Bunun için “Hayır” diyorum
Çocuklara tecavüz edilirken susanlara
Çocuklar diri diri yanarken seyredenlere
Etnik ve mezhepsel ayrımcılara
Yasama, yürütme ve yargının tek bir adamım emrinde olmasına
Hakikat peşinde koşan gazetecileri hapse atanlara
7 yaşında çocukla evlenilir diyen pedofili savunucularını baştacı edenlere
Laik Cumhuriyet’i yıkmak isteyenlere
Rejimi sadece bir adamın varlığı için değiştirmek isteyenlere
Kendisinden olmayan herkesi terörist ilan edenlere
Çimentoyu ağaçtan daha çok sevenlere
Rıza’yı, Mehmet Cengiz’i Ali ismail’den daha kucaklayanlara
“Türkiye’yi bir şirket yönetir gibi yönetmek istiyorum” anlayışına
wolfgang borchert nedir, ne zaman kullanılmalıdır, kullanılmazsa neler olur sorularına aşağıdaki şiiriyle en güzel cevabı vermiştir. Israrla kullanınız, kullanmayanları uyarınız.
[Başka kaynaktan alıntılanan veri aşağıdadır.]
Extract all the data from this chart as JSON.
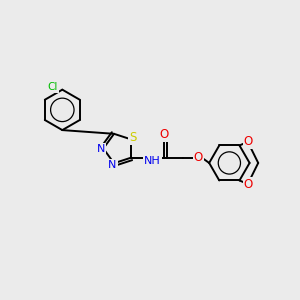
{
  "bg_color": "#ebebeb",
  "bond_color": "#000000",
  "bond_width": 1.4,
  "atom_colors": {
    "Cl": "#00bb00",
    "S": "#cccc00",
    "N": "#0000ee",
    "O": "#ee0000",
    "C": "#000000"
  },
  "figsize": [
    3.0,
    3.0
  ],
  "dpi": 100
}
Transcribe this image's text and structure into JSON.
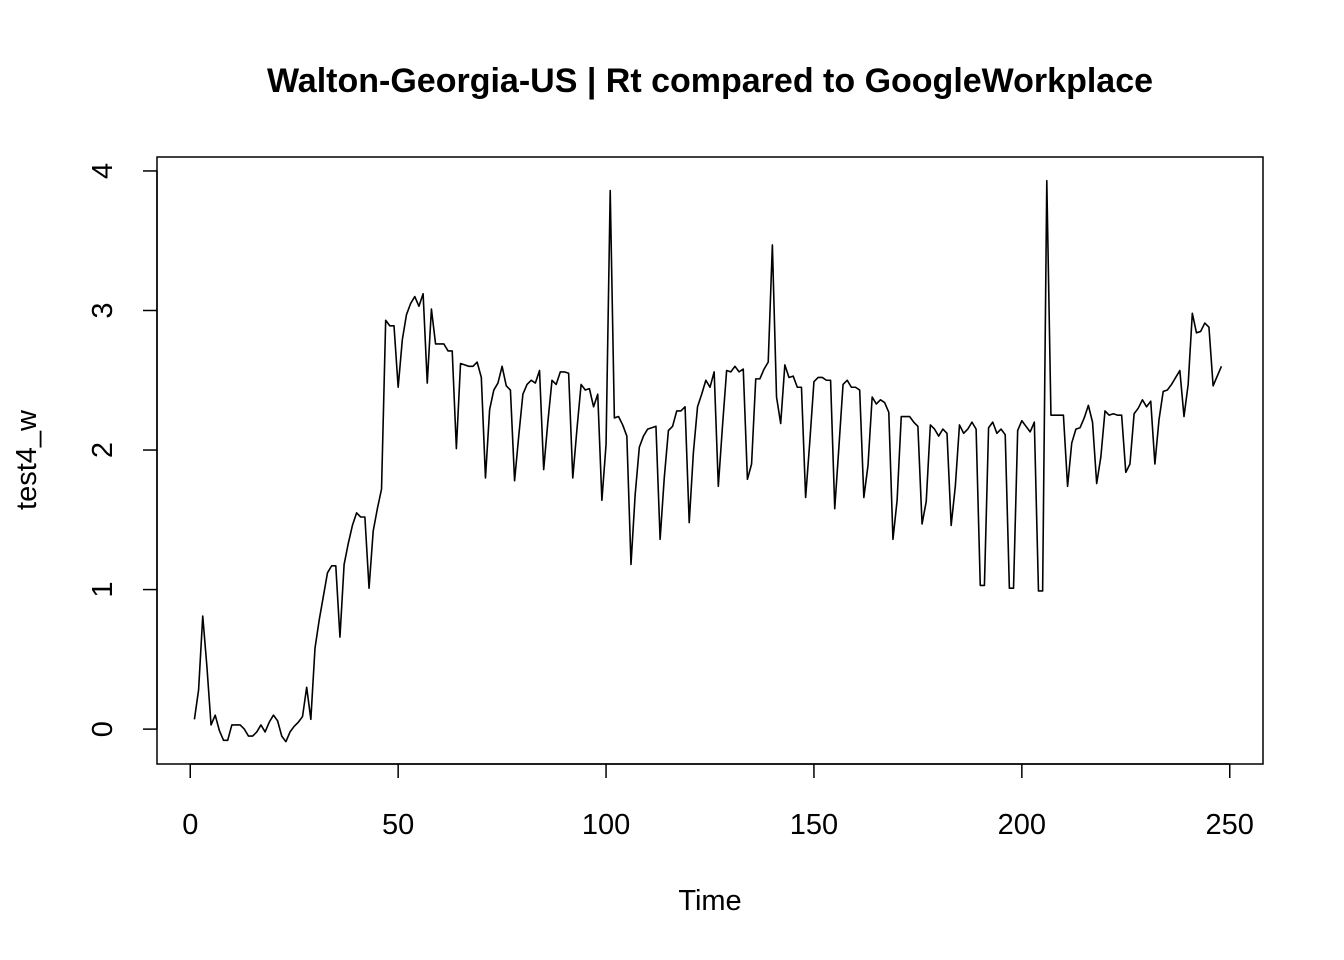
{
  "chart_data": {
    "type": "line",
    "title": "Walton-Georgia-US | Rt compared to GoogleWorkplace",
    "xlabel": "Time",
    "ylabel": "test4_w",
    "xlim": [
      -8,
      258
    ],
    "ylim": [
      -0.25,
      4.1
    ],
    "xticks": [
      0,
      50,
      100,
      150,
      200,
      250
    ],
    "yticks": [
      0,
      1,
      2,
      3,
      4
    ],
    "grid": false,
    "legend": "none",
    "line_color": "#000000",
    "series": [
      {
        "x": [
          1,
          2,
          3,
          4,
          5,
          6,
          7,
          8,
          9,
          10,
          11,
          12,
          13,
          14,
          15,
          16,
          17,
          18,
          19,
          20,
          21,
          22,
          23,
          24,
          25,
          26,
          27,
          28,
          29,
          30,
          31,
          32,
          33,
          34,
          35,
          36,
          37,
          38,
          39,
          40,
          41,
          42,
          43,
          44,
          45,
          46,
          47,
          48,
          49,
          50,
          51,
          52,
          53,
          54,
          55,
          56,
          57,
          58,
          59,
          60,
          61,
          62,
          63,
          64,
          65,
          66,
          67,
          68,
          69,
          70,
          71,
          72,
          73,
          74,
          75,
          76,
          77,
          78,
          79,
          80,
          81,
          82,
          83,
          84,
          85,
          86,
          87,
          88,
          89,
          90,
          91,
          92,
          93,
          94,
          95,
          96,
          97,
          98,
          99,
          100,
          101,
          102,
          103,
          104,
          105,
          106,
          107,
          108,
          109,
          110,
          111,
          112,
          113,
          114,
          115,
          116,
          117,
          118,
          119,
          120,
          121,
          122,
          123,
          124,
          125,
          126,
          127,
          128,
          129,
          130,
          131,
          132,
          133,
          134,
          135,
          136,
          137,
          138,
          139,
          140,
          141,
          142,
          143,
          144,
          145,
          146,
          147,
          148,
          149,
          150,
          151,
          152,
          153,
          154,
          155,
          156,
          157,
          158,
          159,
          160,
          161,
          162,
          163,
          164,
          165,
          166,
          167,
          168,
          169,
          170,
          171,
          172,
          173,
          174,
          175,
          176,
          177,
          178,
          179,
          180,
          181,
          182,
          183,
          184,
          185,
          186,
          187,
          188,
          189,
          190,
          191,
          192,
          193,
          194,
          195,
          196,
          197,
          198,
          199,
          200,
          201,
          202,
          203,
          204,
          205,
          206,
          207,
          208,
          209,
          210,
          211,
          212,
          213,
          214,
          215,
          216,
          217,
          218,
          219,
          220,
          221,
          222,
          223,
          224,
          225,
          226,
          227,
          228,
          229,
          230,
          231,
          232,
          233,
          234,
          235,
          236,
          237,
          238,
          239,
          240,
          241,
          242,
          243,
          244,
          245,
          246,
          247,
          248
        ],
        "values": [
          0.07,
          0.28,
          0.81,
          0.45,
          0.03,
          0.1,
          -0.01,
          -0.08,
          -0.08,
          0.03,
          0.03,
          0.03,
          0.0,
          -0.05,
          -0.05,
          -0.02,
          0.03,
          -0.02,
          0.05,
          0.1,
          0.06,
          -0.05,
          -0.09,
          -0.02,
          0.02,
          0.05,
          0.09,
          0.3,
          0.07,
          0.58,
          0.78,
          0.95,
          1.12,
          1.17,
          1.17,
          0.66,
          1.18,
          1.33,
          1.46,
          1.55,
          1.52,
          1.52,
          1.01,
          1.42,
          1.58,
          1.72,
          2.93,
          2.89,
          2.89,
          2.45,
          2.79,
          2.97,
          3.05,
          3.1,
          3.03,
          3.12,
          2.48,
          3.01,
          2.76,
          2.76,
          2.76,
          2.71,
          2.71,
          2.01,
          2.62,
          2.61,
          2.6,
          2.6,
          2.63,
          2.52,
          1.8,
          2.29,
          2.43,
          2.48,
          2.6,
          2.46,
          2.43,
          1.78,
          2.1,
          2.4,
          2.47,
          2.5,
          2.48,
          2.57,
          1.86,
          2.2,
          2.5,
          2.47,
          2.56,
          2.56,
          2.55,
          1.8,
          2.15,
          2.47,
          2.43,
          2.44,
          2.31,
          2.4,
          1.64,
          2.04,
          3.86,
          2.23,
          2.24,
          2.18,
          2.1,
          1.18,
          1.68,
          2.02,
          2.1,
          2.15,
          2.16,
          2.17,
          1.36,
          1.8,
          2.14,
          2.17,
          2.28,
          2.28,
          2.31,
          1.48,
          1.98,
          2.31,
          2.4,
          2.5,
          2.45,
          2.56,
          1.74,
          2.17,
          2.57,
          2.56,
          2.6,
          2.56,
          2.58,
          1.79,
          1.9,
          2.51,
          2.51,
          2.58,
          2.63,
          3.47,
          2.38,
          2.19,
          2.61,
          2.52,
          2.53,
          2.45,
          2.45,
          1.66,
          2.06,
          2.49,
          2.52,
          2.52,
          2.5,
          2.5,
          1.58,
          2.02,
          2.47,
          2.5,
          2.45,
          2.45,
          2.43,
          1.66,
          1.89,
          2.38,
          2.33,
          2.36,
          2.34,
          2.27,
          1.36,
          1.64,
          2.24,
          2.24,
          2.24,
          2.2,
          2.17,
          1.47,
          1.63,
          2.18,
          2.15,
          2.1,
          2.15,
          2.12,
          1.46,
          1.74,
          2.18,
          2.12,
          2.15,
          2.2,
          2.15,
          1.03,
          1.03,
          2.16,
          2.2,
          2.12,
          2.15,
          2.11,
          1.01,
          1.01,
          2.14,
          2.21,
          2.17,
          2.13,
          2.2,
          0.99,
          0.99,
          3.93,
          2.25,
          2.25,
          2.25,
          2.25,
          1.74,
          2.05,
          2.15,
          2.16,
          2.23,
          2.32,
          2.2,
          1.76,
          1.95,
          2.28,
          2.25,
          2.26,
          2.25,
          2.25,
          1.84,
          1.9,
          2.26,
          2.3,
          2.36,
          2.31,
          2.35,
          1.9,
          2.22,
          2.42,
          2.43,
          2.47,
          2.52,
          2.57,
          2.24,
          2.47,
          2.98,
          2.84,
          2.85,
          2.91,
          2.88,
          2.46,
          2.53,
          2.6
        ]
      }
    ]
  }
}
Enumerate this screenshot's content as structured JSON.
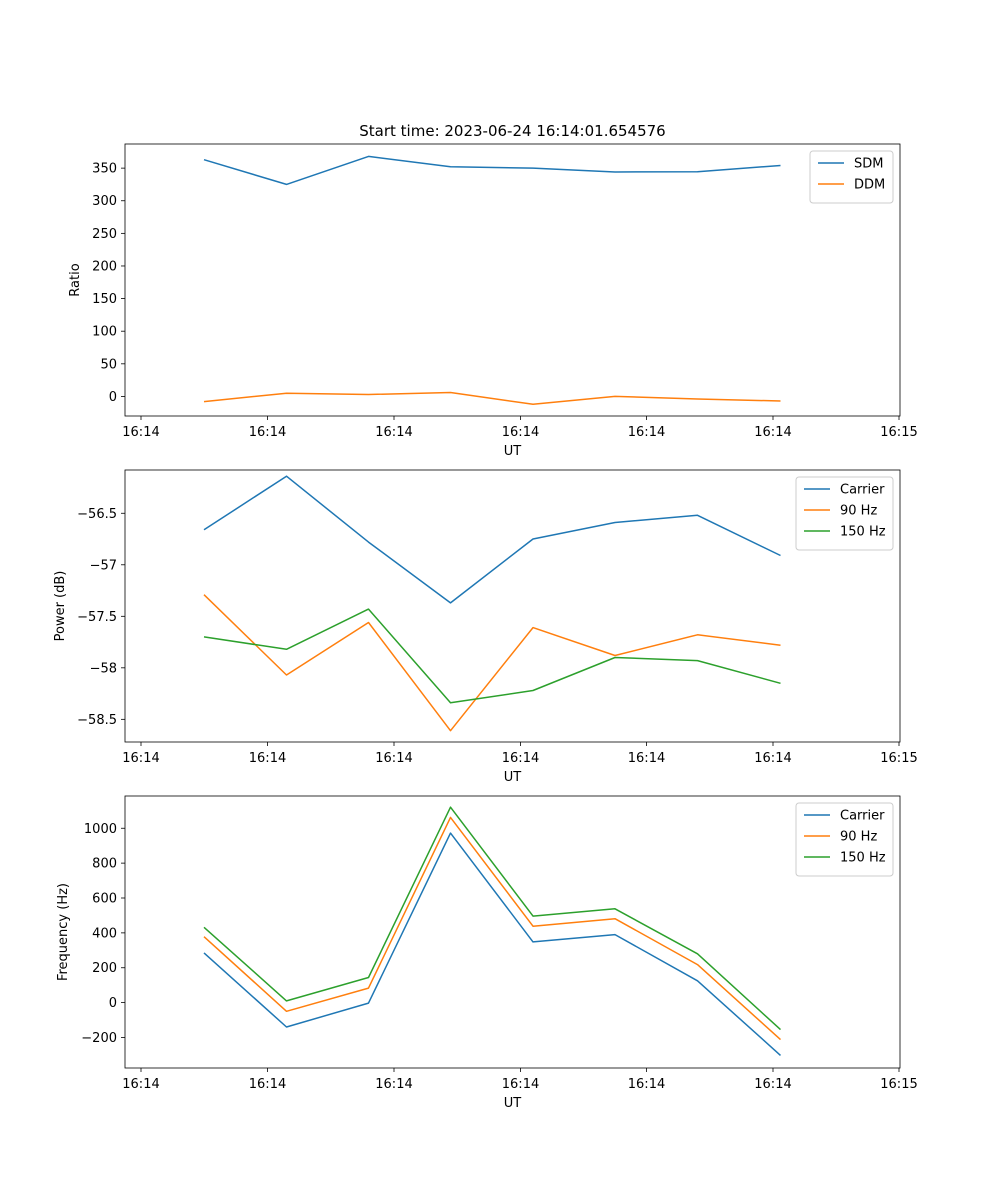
{
  "figure": {
    "title": "Start time: 2023-06-24 16:14:01.654576"
  },
  "chart_data": [
    {
      "type": "line",
      "title": "Start time: 2023-06-24 16:14:01.654576",
      "xlabel": "UT",
      "ylabel": "Ratio",
      "x_ticks": [
        "16:14",
        "16:14",
        "16:14",
        "16:14",
        "16:14",
        "16:14",
        "16:15"
      ],
      "yticks": [
        0,
        50,
        100,
        150,
        200,
        250,
        300,
        350
      ],
      "ylim": [
        -30,
        387
      ],
      "grid": false,
      "legend_position": "upper right",
      "series": [
        {
          "name": "SDM",
          "color": "#1f77b4",
          "values": [
            363,
            325,
            368,
            352,
            350,
            344,
            344.5,
            354
          ]
        },
        {
          "name": "DDM",
          "color": "#ff7f0e",
          "values": [
            -8,
            5,
            3,
            6,
            -12,
            0,
            -4,
            -7
          ]
        }
      ]
    },
    {
      "type": "line",
      "title": "",
      "xlabel": "UT",
      "ylabel": "Power (dB)",
      "x_ticks": [
        "16:14",
        "16:14",
        "16:14",
        "16:14",
        "16:14",
        "16:14",
        "16:15"
      ],
      "yticks": [
        -56.5,
        -57.0,
        -57.5,
        -58.0,
        -58.5
      ],
      "ylim": [
        -58.72,
        -56.08
      ],
      "grid": false,
      "legend_position": "upper right",
      "series": [
        {
          "name": "Carrier",
          "color": "#1f77b4",
          "values": [
            -56.66,
            -56.14,
            -56.78,
            -57.37,
            -56.75,
            -56.59,
            -56.52,
            -56.91
          ]
        },
        {
          "name": "90 Hz",
          "color": "#ff7f0e",
          "values": [
            -57.29,
            -58.07,
            -57.56,
            -58.61,
            -57.61,
            -57.88,
            -57.68,
            -57.78
          ]
        },
        {
          "name": "150 Hz",
          "color": "#2ca02c",
          "values": [
            -57.7,
            -57.82,
            -57.43,
            -58.34,
            -58.22,
            -57.9,
            -57.93,
            -58.15
          ]
        }
      ]
    },
    {
      "type": "line",
      "title": "",
      "xlabel": "UT",
      "ylabel": "Frequency (Hz)",
      "x_ticks": [
        "16:14",
        "16:14",
        "16:14",
        "16:14",
        "16:14",
        "16:14",
        "16:15"
      ],
      "yticks": [
        -200,
        0,
        200,
        400,
        600,
        800,
        1000
      ],
      "ylim": [
        -375,
        1185
      ],
      "grid": false,
      "legend_position": "upper right",
      "series": [
        {
          "name": "Carrier",
          "color": "#1f77b4",
          "values": [
            285,
            -140,
            -3,
            972,
            348,
            390,
            125,
            -303
          ]
        },
        {
          "name": "90 Hz",
          "color": "#ff7f0e",
          "values": [
            378,
            -50,
            83,
            1062,
            438,
            481,
            218,
            -212
          ]
        },
        {
          "name": "150 Hz",
          "color": "#2ca02c",
          "values": [
            432,
            10,
            144,
            1121,
            496,
            538,
            280,
            -155
          ]
        }
      ]
    }
  ]
}
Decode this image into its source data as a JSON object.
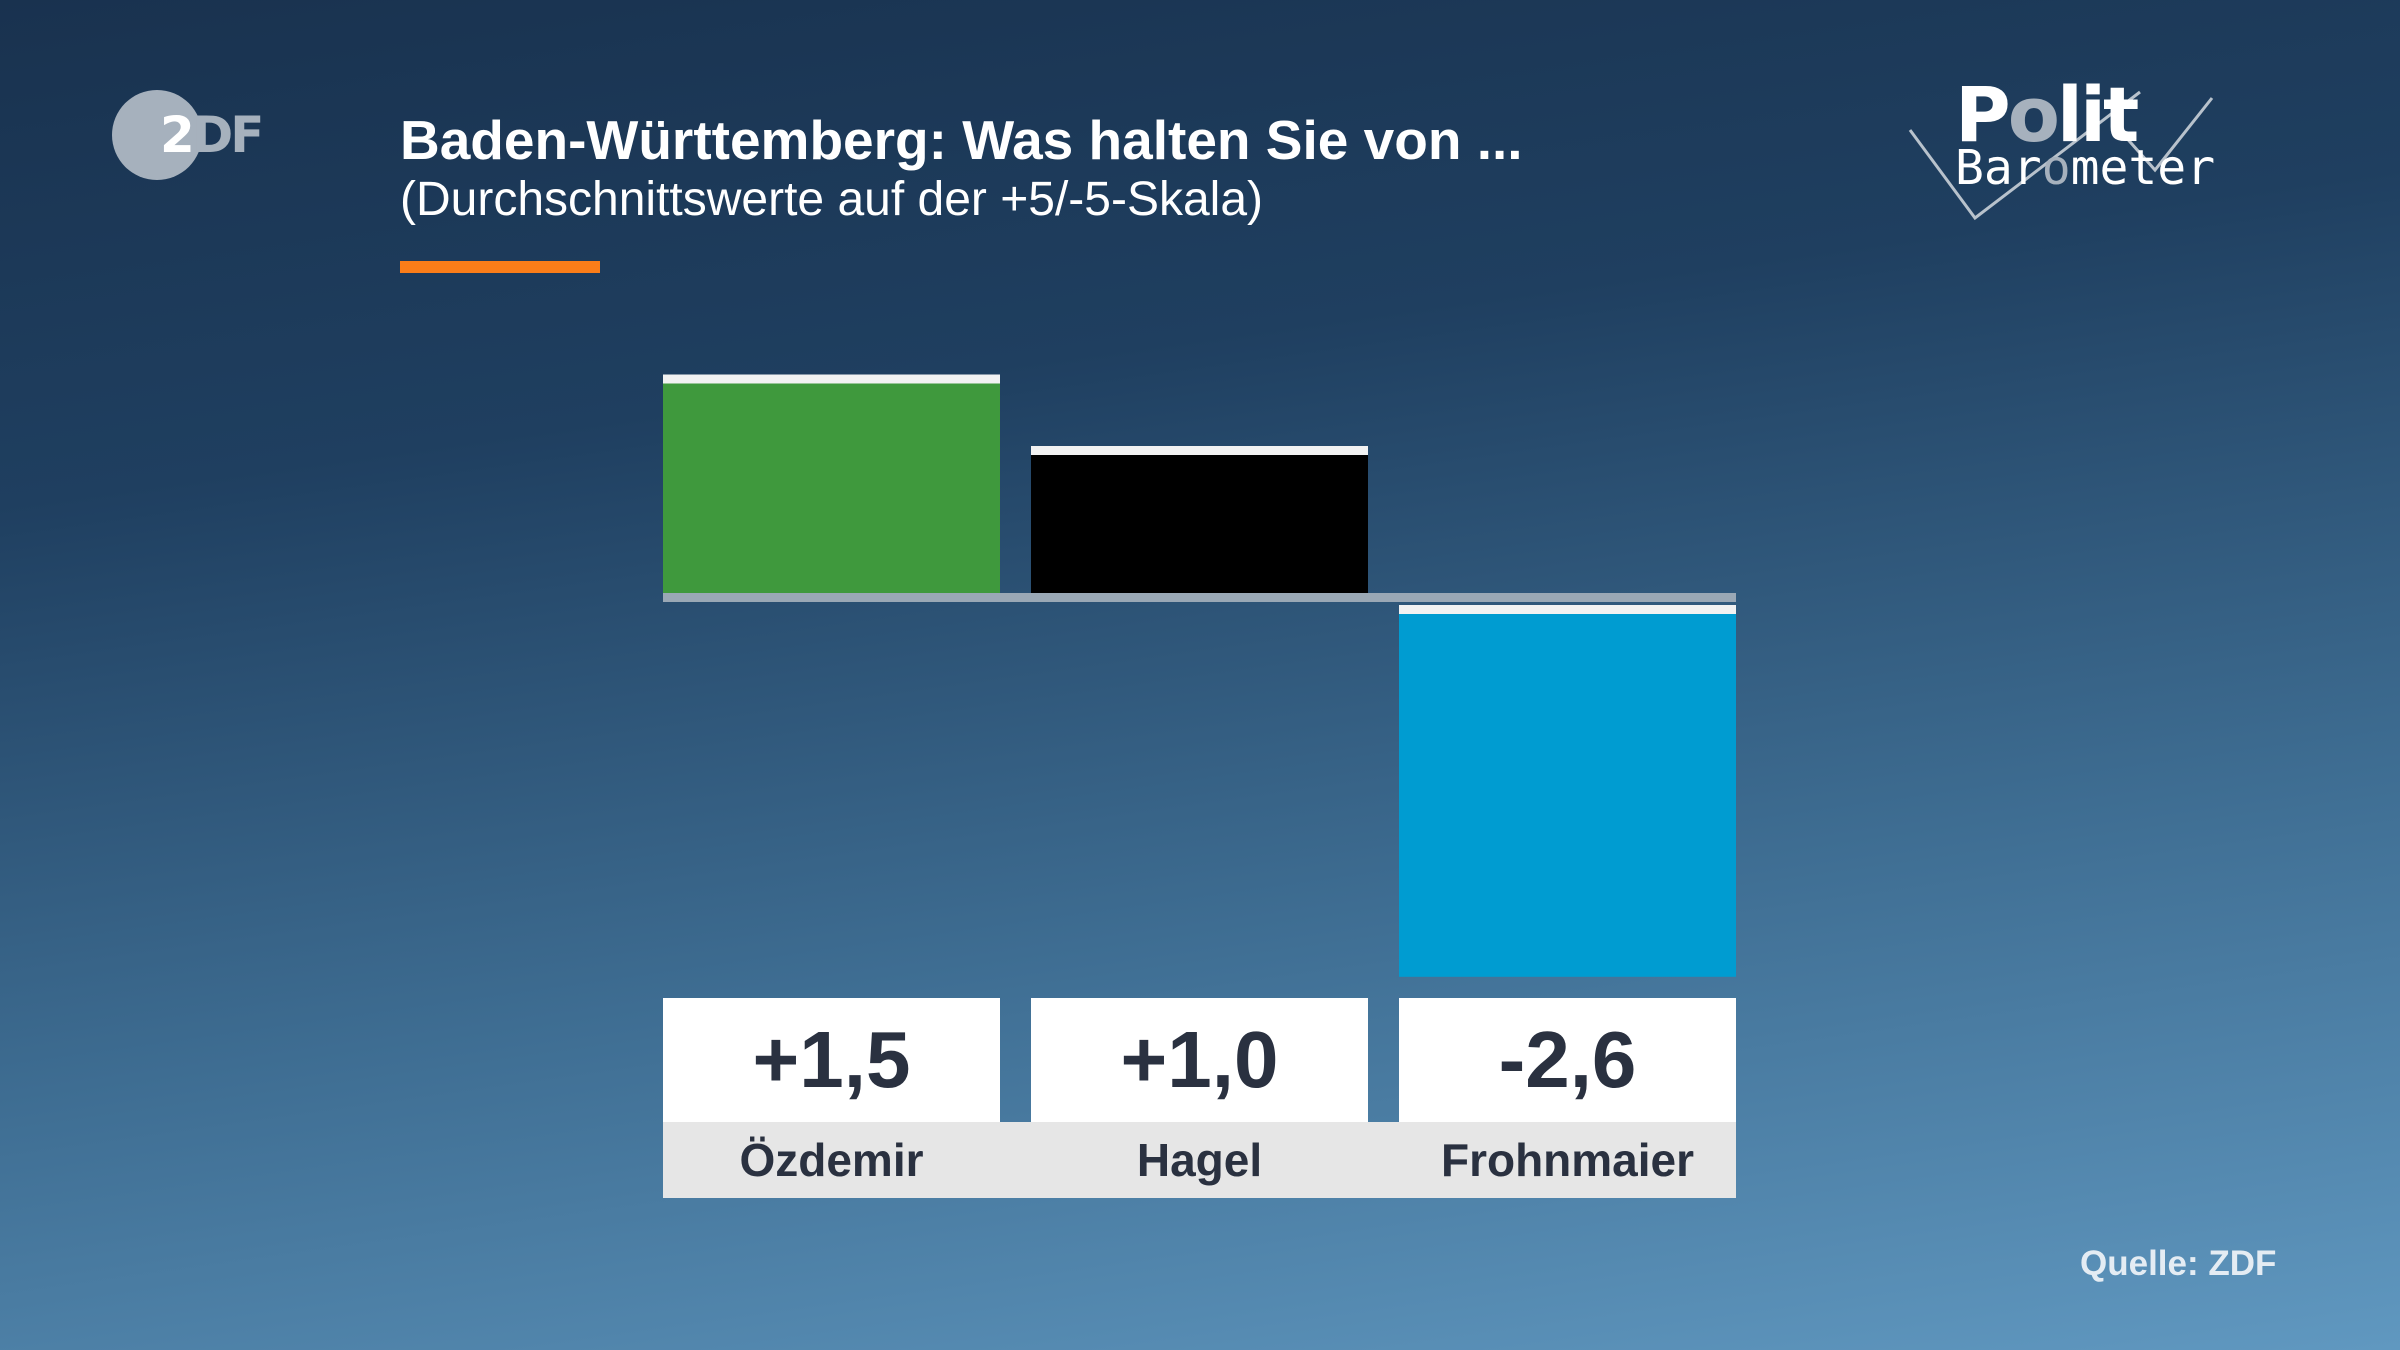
{
  "header": {
    "title": "Baden-Württemberg: Was halten Sie von ...",
    "subtitle": "(Durchschnittswerte auf der +5/-5-Skala)",
    "accent_color": "#fa7d19"
  },
  "branding": {
    "broadcaster_logo": "ZDF",
    "show_logo": "Polit Barometer"
  },
  "chart_data": {
    "type": "bar",
    "title": "Baden-Württemberg: Was halten Sie von ...",
    "subtitle": "(Durchschnittswerte auf der +5/-5-Skala)",
    "categories": [
      "Özdemir",
      "Hagel",
      "Frohnmaier"
    ],
    "values": [
      1.5,
      1.0,
      -2.6
    ],
    "value_labels": [
      "+1,5",
      "+1,0",
      "-2,6"
    ],
    "colors": [
      "#3f993d",
      "#000000",
      "#009cd1"
    ],
    "scale": [
      -5,
      5
    ],
    "grid": false,
    "legend": "none"
  },
  "footer": {
    "source": "Quelle: ZDF"
  }
}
Lakin tünelden önce son çıkıştayız...
sen. makine başındaki adam ve atölyedeki. sana yarın su boruları ve vanalar yerine
çelik miğferler ve makineli tüfekler yapmanı emrederlerse, yapılacak bir tek şey var:
hayır de!...
sen. tezgahı ardındaki kız ve bürodaki kız. sana yarın bomba doldurmanı ve keskin
nişancı tüfekler için hedef dürbünleri monte etmeni emrederlerse,
yapacağın bir tek şey var:
hayır de!...
sen. fabrika sahibi. sana yarın pudra ve kakao yerine barut satmanı emrederlerse,
yapacağın bir tek şey var:
hayır de!...
sen. laboratuardaki araştırmacı. sana yarın eski yaşama karşı yeni bir ölüm icat
etmeni emrederlerse, yapacağın bir tek şey var:
hayır de!...
sen. odasındaki ozan. sana yarın aşk şarkıları yerine nefret şarkıları söylemeni emrederlerse,
yapacağın bir tek şey var:
hayır de!...
sen. hastası başındaki doktor. sana yarın savaşa adam yazmanı emrederlerse,
yapacağın bir tek şey var:
hayır de!...
sen. kürsüdeki din adamı. sana yarın savaşa dair kutsal sözler söylemeni emrederlerse,
yapacağın bir tek şey var:
hayır de!...
sen. vapurdaki kaptan. sana yarın buğday yerine top ve tank taşımanı emrederlerse,
yapacağın bir tek şey var:
hayır de!...
sen. havaalanındaki pilot. sana yarın kentler üzerine bomba ve fosfor yağdırmanı emrederlerse,
yapacağın bir tek şey var:
hayır de!...
sen. dikiş masası başındaki terzi. sana yarın üniformalar dikmeni emrederlerse, yapacağın bir tek şey var:
hayır de!...
sen. cübbesi içindeki yargıç. sana yarın savaş mahkemesine gitmeni emrederlerse, yapacağın bir tek şey var:
hayır de!...
sen. istasyondaki adam. sana yarın cephane treni ve kıt'a nakli için kalkış sinyali vermeni emrederlerse,
yapacağın bir tek şey var:
hayır de!...
sen. kentin varoşlarındaki adam. sana yarın gelir de siper kazmanı emrederlerse, yapacağın bir tek şey var:
hayır de!...
sen. normandiya'daki ana ve ukranya'daki, sen frisko ve londra'daki ana. sen hoangho ve missisippi' deki
ve hamburg ve kore ve oslo'daki ana., bütün toprak parçaları üzerindeki analar, dünyadaki analar, sizden
yarın yeni kırgınlar için hemşireler ve çocuklar doğurmanızı isterlerse, dünyadaki analar, yapacağınız bir tek şey var:
hayır deyin!... analar, hayır deyin!...
çünkü eğer hayır demezseniz, eğer hayır demezseniz analar, sonra, sonra:
gürültülü vapur dumanlarıyla yüklü liman kentlerinde büyük gemiler inildiye inildiye sessizleşecek, dev mamut
kadavraları gibi su üstünde ölgün ve hantal, su yosunu, deniz bitkileri ve midye kabuklarıyla kaplı, önceleri
öyle ipildeyip çınlayan gövdesi mezarlık ve çürümüş balık kokusuyla yüklü, yıpranmış, hasta ve ölü gövdesi
rıhtım duvarlarına karşı, ölü ve yalnız rıhtım duvarlarına karşı yalpalanacak.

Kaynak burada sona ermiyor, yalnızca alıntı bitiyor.